Acipenser sturio

Acipenser sturio Linnaeus, 1758

Atlantische steur

Uiterlijke kenmerken
Lengte tot 5 meter. Meestal 1,5 - 2,5 meter. Snuit lang en spits. 4 bekdraden voor de uitstulpbare, onderstandige bek; inplanting van de gladde bekdraden dichter bij de bek dan bij de snuitpunt. In plaats van schubben zijn er 5 rijen beenplaten aanwezig, die doorlopen tot achter de rugvin en achter de anaalvin. De beenplaten op de flanken hebben een lichtere kleur dan het lichaam.

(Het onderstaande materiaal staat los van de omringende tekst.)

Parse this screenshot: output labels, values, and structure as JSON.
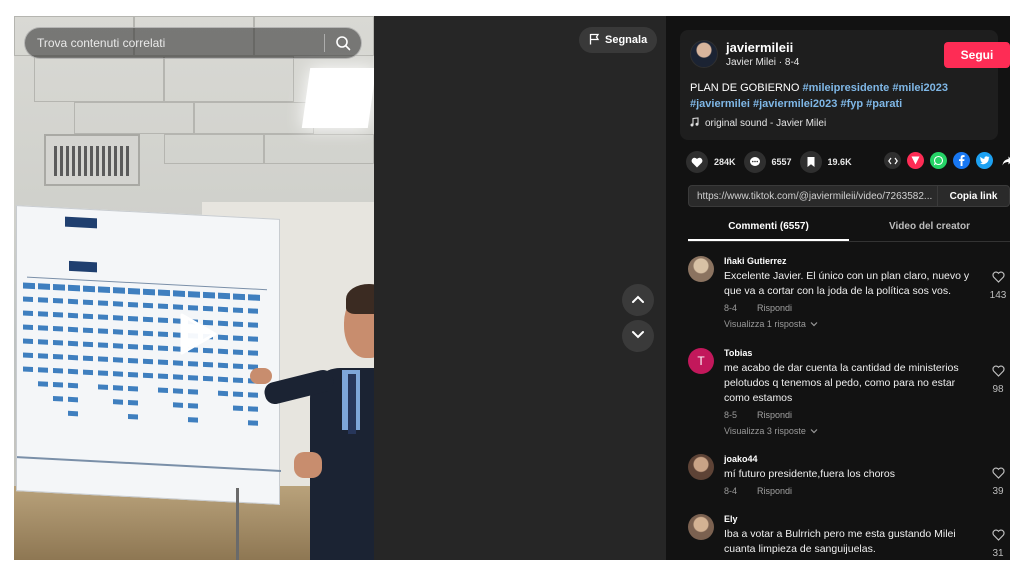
{
  "search": {
    "placeholder": "Trova contenuti correlati"
  },
  "report": {
    "label": "Segnala"
  },
  "author": {
    "username": "javiermileii",
    "display_name": "Javier Milei",
    "date": "8-4",
    "follow_label": "Segui",
    "caption_prefix": "PLAN DE GOBIERNO",
    "hashtags": [
      "#mileipresidente",
      "#milei2023",
      "#javiermilei",
      "#javiermilei2023",
      "#fyp",
      "#parati"
    ],
    "sound": "original sound - Javier Milei"
  },
  "stats": {
    "likes": "284K",
    "comments": "6557",
    "saves": "19.6K"
  },
  "share": {
    "link": "https://www.tiktok.com/@javiermileii/video/7263582...",
    "copy_label": "Copia link"
  },
  "tabs": {
    "comments": "Commenti (6557)",
    "creator_videos": "Video del creator"
  },
  "comments": [
    {
      "user": "Iñaki Gutierrez",
      "text": "Excelente Javier. El único con un plan claro, nuevo y que va a cortar con la joda de la política sos vos.",
      "date": "8-4",
      "reply": "Rispondi",
      "replies": "Visualizza 1 risposta",
      "likes": "143",
      "avatar_color": "#b79a7e"
    },
    {
      "user": "Tobias",
      "text": "me acabo de dar cuenta la cantidad de ministerios pelotudos q tenemos al pedo, como para no estar como estamos",
      "date": "8-5",
      "reply": "Rispondi",
      "replies": "Visualizza 3 risposte",
      "likes": "98",
      "avatar_letter": "T",
      "avatar_color": "#c2185b"
    },
    {
      "user": "joako44",
      "text": "mí futuro presidente,fuera los choros",
      "date": "8-4",
      "reply": "Rispondi",
      "replies": "",
      "likes": "39",
      "avatar_color": "#7a5b4c"
    },
    {
      "user": "Ely",
      "text": "Iba a votar a Bulrrich pero me esta gustando Milei cuanta limpieza de sanguijuelas.",
      "date": "",
      "reply": "",
      "replies": "",
      "likes": "31",
      "avatar_color": "#a4826a"
    }
  ],
  "colors": {
    "accent": "#fe2c55",
    "hashtag": "#7fb7e6",
    "panel_bg": "#121212"
  }
}
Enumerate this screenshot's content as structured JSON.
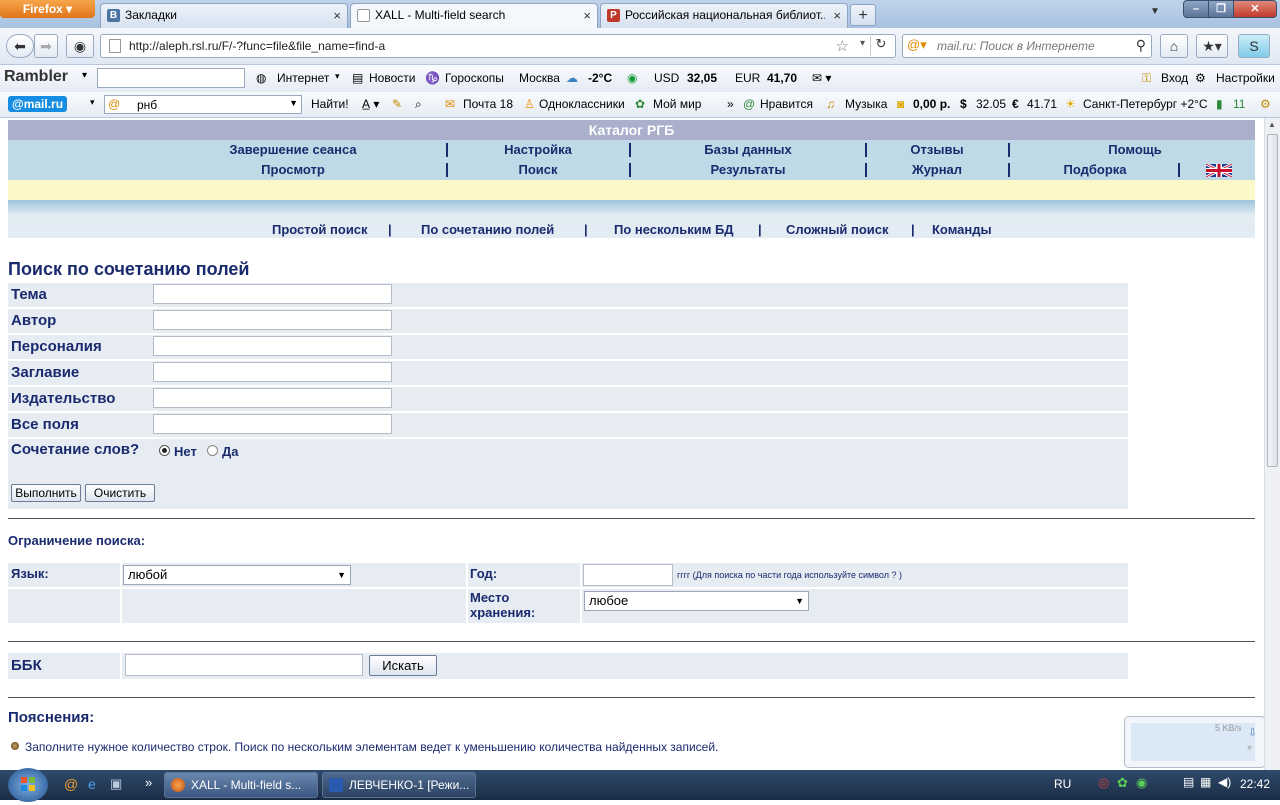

Aantal beenplaten per rij: 9-16 op de rugzijde, 24-39 op de flanken en 9-14 op de buikzijde. De bovenste staartlob is groter dan de onderste.
Lijkt op de andere steuren, maar bij deze lopen de beenplaten niet door tot achter de rugvin en achter de anaalvin. (De andere steuren: Acipenser baerii subsp. baerii , Acipenser gueldenstaedtii , Acipenser ruthenus).

Verspreiding
Zeer zeldzaam. Leeft als trekvis in zout en zoet water, maar is uit onze binnenwateren als populatie verdwenen. In de Noordzee wordt nog zeer sporadisch een steur gevangen. In de binnenwateren worden regelmatig ontsnapte of uitgezette exemplaren van gekweekte steursoorten aangetroffen (o.a. sterlet, Siberische - en Russische steur). Het onderscheid is moeilijk.

Habitat
Anadroom. Volwassen dieren leven in zee en estuarium, trekt alleen voor voortplanting de grote rivieren op. Juvenielen leven in grote rivieren en estuaria.

Levenswijze
De steur is een anadrome vissoort, die paait in zoet water en leeft in zee. In juni en juli paait de steur op grindbanken in de hoofdstroom van rivieren. Na 4 maanden komen de jonge steuren (24-35 cm) in het estuarium. Na twee jaar en bij een lengte van rond de 75 cm trekken ze verder de zee in. Volwassen steuren leven in dieper water en keren in het voorjaar terug om te paaien.

Voedsel
Bodemdiertjes als insectenlarven, wormen en kreeftachtigen.
Volwassen dieren op zee eten vis, kreeftachtigen en wormen.

Wetgeving en bescherming
Komt niet in één van de Nederlandse wetten voor.
Valt onder het internationale Cites verdrag, appendix I.